"El polvo restañaba los pelados cráneos húmedos de los escalpados, quienes con el reborde del pelo por debajo de la herida y tonsurados hasta el hueso yacían como monjes desnudos y mutilados sobre el polvo ahogado en sangre." Cormac Mc Carthy "Meridiano de sangre."
Con el segundo empecé a tomarle el gustito, fuí más dueña de la situación esta vez, lo llevé con una soltura que me asombró, primero a mí que a nadie, y ocurrió de una forma natural, como siempre los amores inesperados. El chico estaba en el camino que sube al monte, cubierto del polvo que puede acumularse hasta la rodilla de un granjero que se durmiera en la puerta de su rancho; esperaba a su padre, enseguida me dí cuenta de que el tal no vendría, que lo había estado esperando un tiempo increible, y a todas luces había sido, como tantos, abandonado: se habían desecho de él como de un pedazo de basura, escoria, lastre.

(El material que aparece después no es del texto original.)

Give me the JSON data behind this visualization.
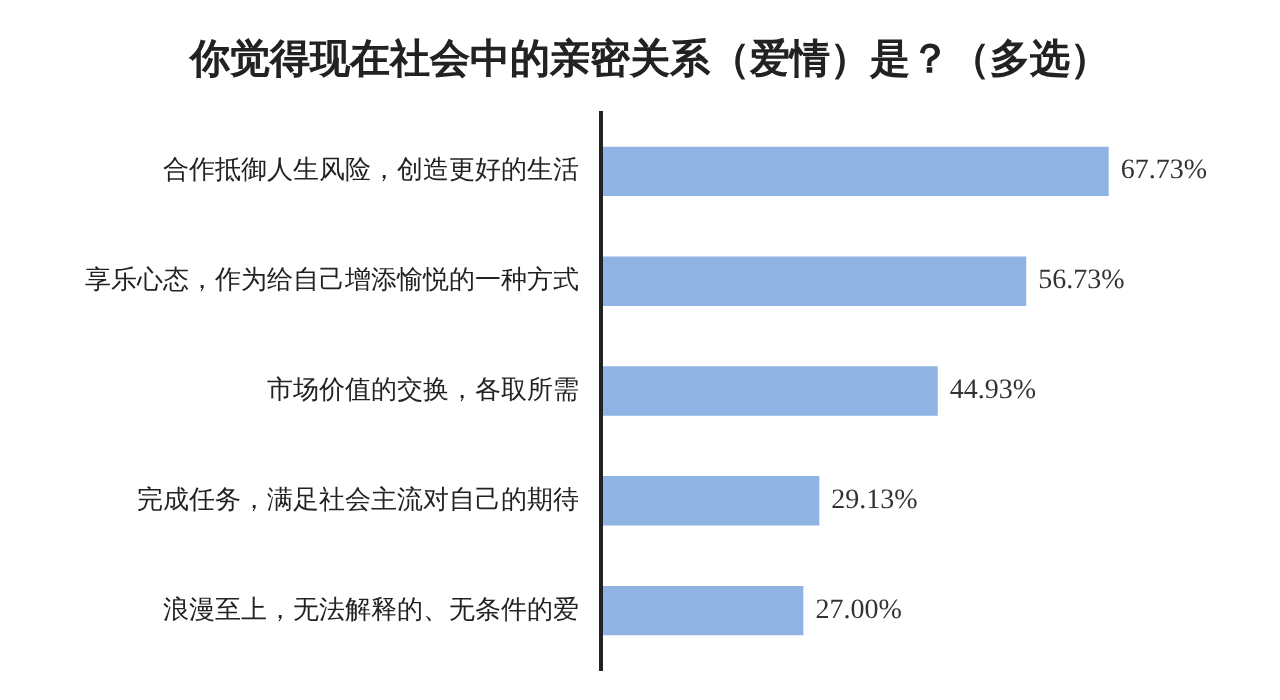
{
  "chart_data": {
    "type": "bar",
    "orientation": "horizontal",
    "title": "你觉得现在社会中的亲密关系（爱情）是？（多选）",
    "categories": [
      "合作抵御人生风险，创造更好的生活",
      "享乐心态，作为给自己增添愉悦的一种方式",
      "市场价值的交换，各取所需",
      "完成任务，满足社会主流对自己的期待",
      "浪漫至上，无法解释的、无条件的爱"
    ],
    "values": [
      67.73,
      56.73,
      44.93,
      29.13,
      27.0
    ],
    "value_labels": [
      "67.73%",
      "56.73%",
      "44.93%",
      "29.13%",
      "27.00%"
    ],
    "color": "#8fb4e3",
    "tick_labels": "y",
    "grid": false
  }
}
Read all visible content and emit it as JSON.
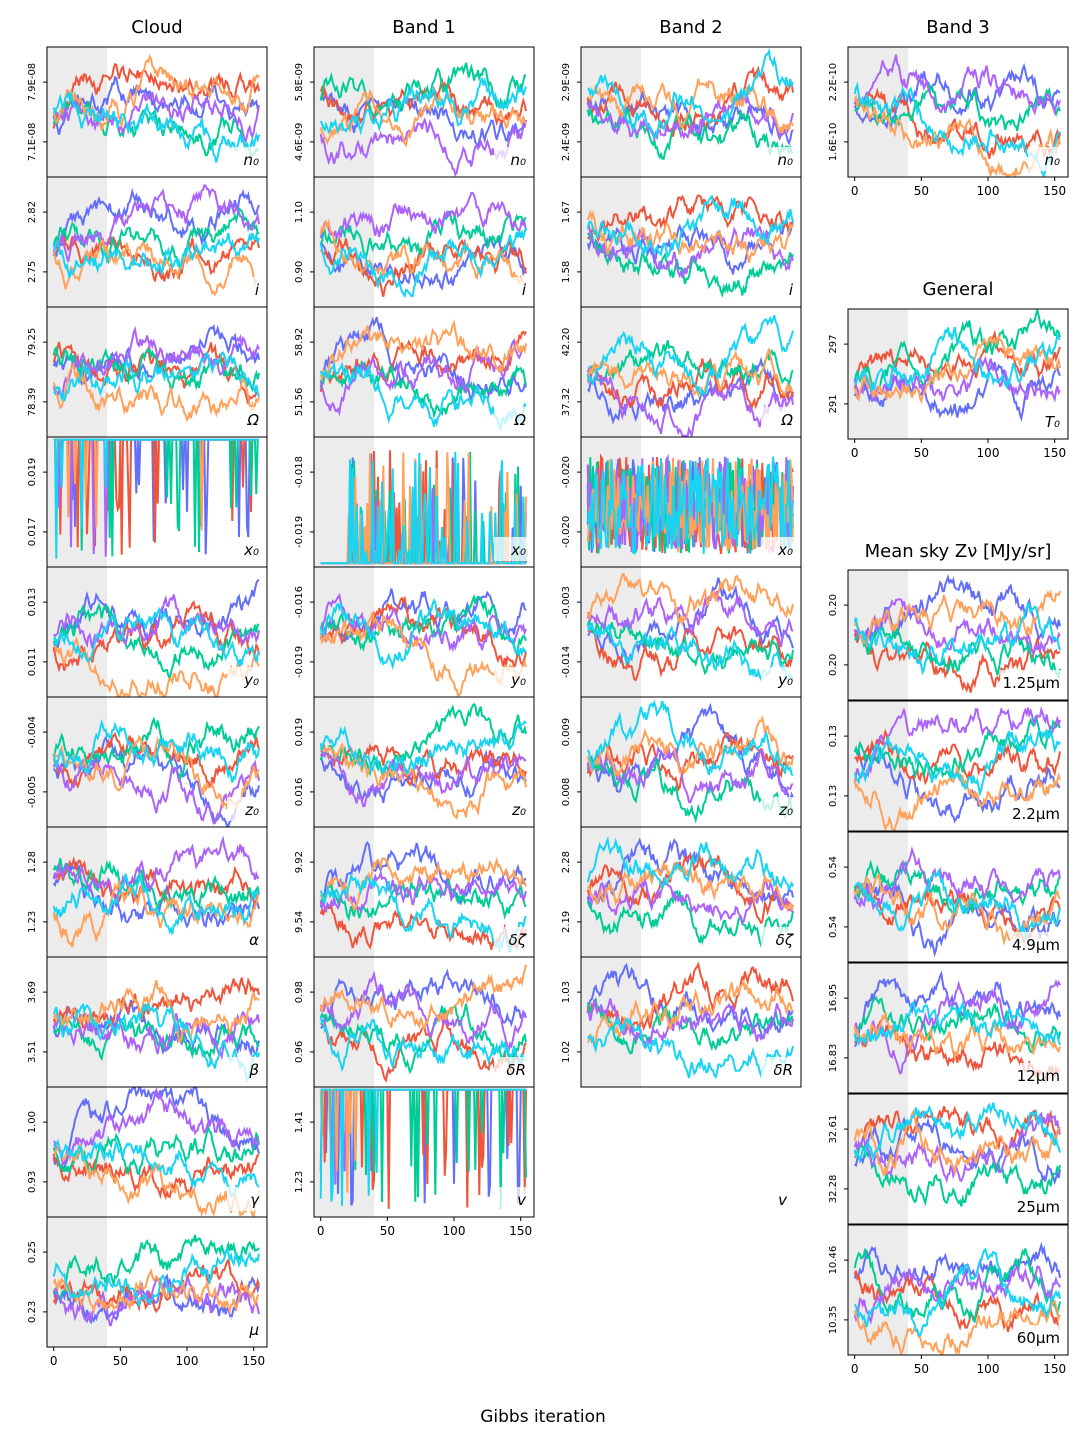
{
  "figure": {
    "xlabel": "Gibbs iteration",
    "burnin_iterations": 40,
    "x_range": [
      -5,
      160
    ],
    "x_ticks": [
      0,
      50,
      100,
      150
    ],
    "n_iterations": 155,
    "chain_colors": [
      "#636efa",
      "#ef553b",
      "#00cc96",
      "#ab63fa",
      "#ffa15a",
      "#19d3f3"
    ],
    "burnin_color": "#ececec"
  },
  "columns": [
    {
      "title": "Cloud"
    },
    {
      "title": "Band 1"
    },
    {
      "title": "Band 2"
    },
    {
      "title": "Band 3"
    }
  ],
  "extra_titles": {
    "general": "General",
    "mean_sky": "Mean sky Zν [MJy/sr]"
  },
  "chart_data": [
    {
      "type": "line",
      "panel": "cloud-n0",
      "label": "n₀",
      "yticks": [
        "7.9E-08",
        "7.1E-08"
      ],
      "range": [
        7e-08,
        8.2e-08
      ]
    },
    {
      "type": "line",
      "panel": "cloud-i",
      "label": "i",
      "yticks": [
        "2.82",
        "2.75"
      ],
      "range": [
        2.735,
        2.84
      ]
    },
    {
      "type": "line",
      "panel": "cloud-Omega",
      "label": "Ω",
      "yticks": [
        "79.25",
        "78.39"
      ],
      "range": [
        78.2,
        79.5
      ]
    },
    {
      "type": "line",
      "panel": "cloud-x0",
      "label": "x₀",
      "yticks": [
        "0.019",
        "0.017"
      ],
      "range": [
        0.0165,
        0.02
      ]
    },
    {
      "type": "line",
      "panel": "cloud-y0",
      "label": "y₀",
      "yticks": [
        "0.013",
        "0.011"
      ],
      "range": [
        0.0107,
        0.0139
      ]
    },
    {
      "type": "line",
      "panel": "cloud-z0",
      "label": "z₀",
      "yticks": [
        "-0.004",
        "-0.005"
      ],
      "range": [
        -0.0051,
        -0.0038
      ]
    },
    {
      "type": "line",
      "panel": "cloud-alpha",
      "label": "α",
      "yticks": [
        "1.28",
        "1.23"
      ],
      "range": [
        1.22,
        1.295
      ]
    },
    {
      "type": "line",
      "panel": "cloud-beta",
      "label": "β",
      "yticks": [
        "3.69",
        "3.51"
      ],
      "range": [
        3.48,
        3.76
      ]
    },
    {
      "type": "line",
      "panel": "cloud-gamma",
      "label": "γ",
      "yticks": [
        "1.00",
        "0.93"
      ],
      "range": [
        0.915,
        1.025
      ]
    },
    {
      "type": "line",
      "panel": "cloud-mu",
      "label": "μ",
      "yticks": [
        "0.25",
        "0.23"
      ],
      "range": [
        0.226,
        0.258
      ]
    },
    {
      "type": "line",
      "panel": "band1-n0",
      "label": "n₀",
      "yticks": [
        "5.8E-09",
        "4.6E-09"
      ],
      "range": [
        4.4e-09,
        6.3e-09
      ]
    },
    {
      "type": "line",
      "panel": "band1-i",
      "label": "i",
      "yticks": [
        "1.10",
        "0.90"
      ],
      "range": [
        0.85,
        1.18
      ]
    },
    {
      "type": "line",
      "panel": "band1-Omega",
      "label": "Ω",
      "yticks": [
        "58.92",
        "51.56"
      ],
      "range": [
        50.0,
        61.5
      ]
    },
    {
      "type": "line",
      "panel": "band1-x0",
      "label": "x₀",
      "yticks": [
        "-0.018",
        "-0.019"
      ],
      "range": [
        -0.01925,
        -0.01775
      ]
    },
    {
      "type": "line",
      "panel": "band1-y0",
      "label": "y₀",
      "yticks": [
        "-0.016",
        "-0.019"
      ],
      "range": [
        -0.0195,
        -0.015
      ]
    },
    {
      "type": "line",
      "panel": "band1-z0",
      "label": "z₀",
      "yticks": [
        "0.019",
        "0.016"
      ],
      "range": [
        0.0155,
        0.0205
      ]
    },
    {
      "type": "line",
      "panel": "band1-dzeta",
      "label": "δζ",
      "yticks": [
        "9.92",
        "9.54"
      ],
      "range": [
        9.45,
        10.05
      ]
    },
    {
      "type": "line",
      "panel": "band1-dR",
      "label": "δR",
      "yticks": [
        "0.98",
        "0.96"
      ],
      "range": [
        0.954,
        0.986
      ]
    },
    {
      "type": "line",
      "panel": "band1-v",
      "label": "v",
      "yticks": [
        "1.41",
        "1.23"
      ],
      "range": [
        1.19,
        1.46
      ]
    },
    {
      "type": "line",
      "panel": "band2-n0",
      "label": "n₀",
      "yticks": [
        "2.9E-09",
        "2.4E-09"
      ],
      "range": [
        2.3e-09,
        3.1e-09
      ]
    },
    {
      "type": "line",
      "panel": "band2-i",
      "label": "i",
      "yticks": [
        "1.67",
        "1.58"
      ],
      "range": [
        1.565,
        1.72
      ]
    },
    {
      "type": "line",
      "panel": "band2-Omega",
      "label": "Ω",
      "yticks": [
        "42.20",
        "37.32"
      ],
      "range": [
        36.0,
        44.5
      ]
    },
    {
      "type": "line",
      "panel": "band2-x0",
      "label": "x₀",
      "yticks": [
        "-0.020",
        "-0.020"
      ],
      "range": [
        -0.02025,
        -0.01975
      ]
    },
    {
      "type": "line",
      "panel": "band2-y0",
      "label": "y₀",
      "yticks": [
        "-0.003",
        "-0.014"
      ],
      "range": [
        -0.0155,
        0.001
      ]
    },
    {
      "type": "line",
      "panel": "band2-z0",
      "label": "z₀",
      "yticks": [
        "0.009",
        "0.008"
      ],
      "range": [
        0.0077,
        0.0098
      ]
    },
    {
      "type": "line",
      "panel": "band2-dzeta",
      "label": "δζ",
      "yticks": [
        "2.28",
        "2.19"
      ],
      "range": [
        2.175,
        2.32
      ]
    },
    {
      "type": "line",
      "panel": "band2-dR",
      "label": "δR",
      "yticks": [
        "1.03",
        "1.02"
      ],
      "range": [
        1.016,
        1.036
      ]
    },
    {
      "type": "line",
      "panel": "band2-v",
      "label": "v",
      "yticks": [],
      "range": [
        0,
        1
      ]
    },
    {
      "type": "line",
      "panel": "band3-n0",
      "label": "n₀",
      "yticks": [
        "2.2E-10",
        "1.6E-10"
      ],
      "range": [
        1.5e-10,
        2.5e-10
      ]
    },
    {
      "type": "line",
      "panel": "general-T0",
      "label": "T₀",
      "yticks": [
        "297",
        "291"
      ],
      "range": [
        288.5,
        300.0
      ]
    },
    {
      "type": "line",
      "panel": "sky-1.25",
      "label": "1.25μm",
      "yticks": [
        "0.20",
        "0.20"
      ],
      "range": [
        0.1985,
        0.2025
      ]
    },
    {
      "type": "line",
      "panel": "sky-2.2",
      "label": "2.2μm",
      "yticks": [
        "0.13",
        "0.13"
      ],
      "range": [
        0.1285,
        0.1318
      ]
    },
    {
      "type": "line",
      "panel": "sky-4.9",
      "label": "4.9μm",
      "yticks": [
        "0.54",
        "0.54"
      ],
      "range": [
        0.5365,
        0.5415
      ]
    },
    {
      "type": "line",
      "panel": "sky-12",
      "label": "12μm",
      "yticks": [
        "16.95",
        "16.83"
      ],
      "range": [
        16.8,
        17.0
      ]
    },
    {
      "type": "line",
      "panel": "sky-25",
      "label": "25μm",
      "yticks": [
        "32.61",
        "32.28"
      ],
      "range": [
        32.18,
        32.75
      ]
    },
    {
      "type": "line",
      "panel": "sky-60",
      "label": "60μm",
      "yticks": [
        "10.46",
        "10.35"
      ],
      "range": [
        10.33,
        10.51
      ]
    }
  ]
}
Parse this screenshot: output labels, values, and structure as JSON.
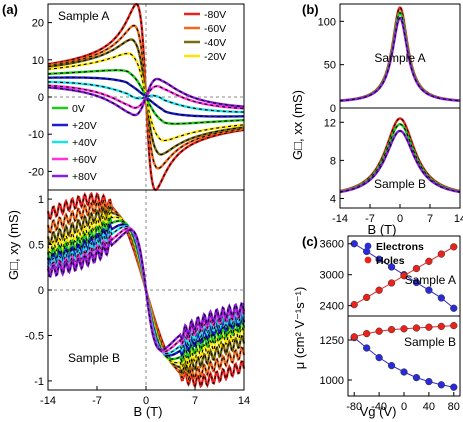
{
  "colors": {
    "-80V": "#e8231c",
    "-60V": "#f06a1c",
    "-40V": "#7a6a10",
    "-20V": "#ffe600",
    "0V": "#20c81c",
    "+20V": "#1c1cd0",
    "+40V": "#1ee0e8",
    "+60V": "#ff33dd",
    "+80V": "#8c1ce0",
    "fit": "#000000",
    "electrons": "#2a2ad8",
    "holes": "#e8231c"
  },
  "chart_data": [
    {
      "panel": "(a)",
      "type": "line",
      "ylabel": "G□, xy (mS)",
      "xlabel": "B (T)",
      "shared_ylabel": "G□, xy (mS)",
      "subplots": [
        {
          "name": "Sample A",
          "xlim": [
            -14,
            14
          ],
          "ylim": [
            -25,
            25
          ],
          "xticks": [],
          "yticks": [
            -20,
            -10,
            0,
            10,
            20
          ],
          "legend_groups": [
            {
              "placement": "top-right",
              "entries": [
                "-80V",
                "-60V",
                "-40V",
                "-20V"
              ]
            },
            {
              "placement": "lower-left",
              "entries": [
                "0V",
                "+20V",
                "+40V",
                "+60V",
                "+80V"
              ]
            }
          ],
          "series": [
            {
              "name": "-80V",
              "peak_B": 1.3,
              "peak_G": 24
            },
            {
              "name": "-60V",
              "peak_B": 1.6,
              "peak_G": 18
            },
            {
              "name": "-40V",
              "peak_B": 1.9,
              "peak_G": 14
            },
            {
              "name": "-20V",
              "peak_B": 2.2,
              "peak_G": 10
            },
            {
              "name": "0V",
              "peak_B": 2.6,
              "peak_G": 5
            },
            {
              "name": "+20V",
              "peak_B": 2.8,
              "peak_G": 2
            },
            {
              "name": "+40V",
              "peak_B": 2.6,
              "peak_G": -1
            },
            {
              "name": "+60V",
              "peak_B": 2.4,
              "peak_G": -4
            },
            {
              "name": "+80V",
              "peak_B": 2.2,
              "peak_G": -6
            }
          ]
        },
        {
          "name": "Sample B",
          "xlim": [
            -14,
            14
          ],
          "ylim": [
            -1.1,
            1.1
          ],
          "xticks": [
            -14,
            -7,
            0,
            7,
            14
          ],
          "yticks": [
            -1.0,
            -0.5,
            0.0,
            0.5,
            1.0
          ],
          "series": [
            {
              "name": "-80V",
              "peak_B": 7.5,
              "peak_G": 1.0
            },
            {
              "name": "-60V",
              "peak_B": 6.2,
              "peak_G": 0.92
            },
            {
              "name": "-40V",
              "peak_B": 5.2,
              "peak_G": 0.85
            },
            {
              "name": "-20V",
              "peak_B": 4.4,
              "peak_G": 0.8
            },
            {
              "name": "0V",
              "peak_B": 3.8,
              "peak_G": 0.76
            },
            {
              "name": "+20V",
              "peak_B": 3.3,
              "peak_G": 0.72
            },
            {
              "name": "+40V",
              "peak_B": 2.9,
              "peak_G": 0.7
            },
            {
              "name": "+60V",
              "peak_B": 2.5,
              "peak_G": 0.68
            },
            {
              "name": "+80V",
              "peak_B": 2.2,
              "peak_G": 0.66
            }
          ]
        }
      ]
    },
    {
      "panel": "(b)",
      "type": "line",
      "shared_ylabel": "G□, xx (mS)",
      "xlabel": "B (T)",
      "subplots": [
        {
          "name": "Sample A",
          "xlim": [
            -14,
            14
          ],
          "ylim": [
            0,
            120
          ],
          "yticks": [
            0,
            50,
            100
          ],
          "xticks": [],
          "series": [
            {
              "name": "-80V",
              "G0": 116,
              "Ginf": 6
            },
            {
              "name": "0V",
              "G0": 110,
              "Ginf": 6
            },
            {
              "name": "+80V",
              "G0": 104,
              "Ginf": 6
            }
          ]
        },
        {
          "name": "Sample B",
          "xlim": [
            -14,
            14
          ],
          "ylim": [
            3,
            13.5
          ],
          "yticks": [
            4,
            8,
            12
          ],
          "xticks": [
            -14,
            -7,
            0,
            7,
            14
          ],
          "series": [
            {
              "name": "-80V",
              "G0": 12.4,
              "Ginf": 4.1
            },
            {
              "name": "0V",
              "G0": 11.8,
              "Ginf": 4.1
            },
            {
              "name": "+80V",
              "G0": 11.1,
              "Ginf": 4.1
            }
          ]
        }
      ]
    },
    {
      "panel": "(c)",
      "type": "scatter",
      "shared_ylabel": "μ (cm² V⁻¹s⁻¹)",
      "xlabel": "Vg (V)",
      "legend": {
        "placement": "top-center",
        "entries": [
          "Electrons",
          "Holes"
        ]
      },
      "subplots": [
        {
          "name": "Sample A",
          "xlim": [
            -90,
            90
          ],
          "ylim": [
            2200,
            3750
          ],
          "yticks": [
            2400,
            3000,
            3600
          ],
          "xticks": [],
          "x": [
            -80,
            -60,
            -40,
            -20,
            0,
            20,
            40,
            60,
            80
          ],
          "series": [
            {
              "name": "Electrons",
              "values": [
                3600,
                3450,
                3300,
                3150,
                3000,
                2850,
                2700,
                2550,
                2350
              ]
            },
            {
              "name": "Holes",
              "values": [
                2420,
                2560,
                2700,
                2840,
                2980,
                3120,
                3260,
                3400,
                3540
              ]
            }
          ]
        },
        {
          "name": "Sample B",
          "xlim": [
            -90,
            90
          ],
          "ylim": [
            900,
            1400
          ],
          "yticks": [
            1000,
            1250
          ],
          "xticks": [
            -80,
            -40,
            0,
            40,
            80
          ],
          "x": [
            -80,
            -60,
            -40,
            -20,
            0,
            20,
            40,
            60,
            80
          ],
          "series": [
            {
              "name": "Electrons",
              "values": [
                1265,
                1200,
                1140,
                1090,
                1050,
                1015,
                990,
                970,
                955
              ]
            },
            {
              "name": "Holes",
              "values": [
                1270,
                1290,
                1305,
                1315,
                1320,
                1325,
                1330,
                1335,
                1340
              ]
            }
          ]
        }
      ]
    }
  ]
}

Sus párpados estaban ampollados, sus labios hinchados y rajados, como un erial requemado por el sol y dividido en dos por el temblor del silencio mejor guardado: sus exámetros imperfectos. Me dió la mano como si yo formara parte de una alucinación colectiva, la luz producida por la fritanga de su cerebro en suspensión, uno de esos fantasmas que acosan la razón en un grabado de Goya.
Lo introduje en el bosque, en sus letras de molde, tropezaba incluso con ramas que bien pudieron haber estado alguna vez allí, pero que ya no estaban. De vez en cuando gimoteaba, no había lágrimas en sus glándulas cauterizadas. ¡Upalalá!, lo senté en la piedra, el pelo hecho de alambre cenicientos no se movía, como el de esas estátuas del parque municipal que robamos una noche con Calibán ( mi sirviente) y que emplazamos en diversos parajes agrestes, endiabladamente inaccesibles, del bosque. Me senté junto a él, lo incliné hacia mí, le acaricié la entrepierna a través de la tela acartonada de su pantalón- olía orines superpuestos de un baño público, la superdorada micción del deshidrato- le ofrecí un poco de agua de mi cantimplora, le ensalivé los labios cuarteados con la lengua, la suya era una espuma pastosa, inconsistente, como foie gras. Su cadera comenzó con los indefectibles espasmos fornicatorios, y llevada acaso por un impulso de una crueldad químicamente pura, venida del meollo de mi espíritu, lo tonsuré hasta el hueso, con un movimiento quirúrgico de la muñeca izquierda, como quien abriera una calabaza; apenas se quejó, me miró horrorizado, comprendiendo, en ese sólo haz de luz, la totalidad de los fenómenos del mundo, la pupila plateada, e implacable que incinera sin razón: la renuncia de su padre, incalculable, la naturaleza del hombre, incluso la raigambre aviesa de su infinita bondad.
Una corona de pelo y sangre, el huevo amarillento del cráneo asomando del cuello de esa polera de carne, cuando descargué sobre su cuerpo impertérrito el resto de mi provisión de agua. Los ojos apenas mudaron algo su gesto inolvidable; berreaba afónicamente cuando al ver el hollejo grumoso de su cabellera en mis manos, atinó a tocar, por primera vez en su vida el hueso de su cabeza: Le corté, limpiamente, la gargánta, como para echarlo de una vez de ese mundo no hecho para él ni para nadie. Su poco convincente papel de víctima - como sucede con todos los que realmente lo son- me tenía harta, esgunfia. El gato tiene la dignidad de apartarse para morir, diñarla, como dicen en la península, pero estos seres hermosos y lesivos- lepismas- que son los hombre, gustan del escándalo y las últimas palabras; a qué, me pregunto yo, para quién, tanta celebridad.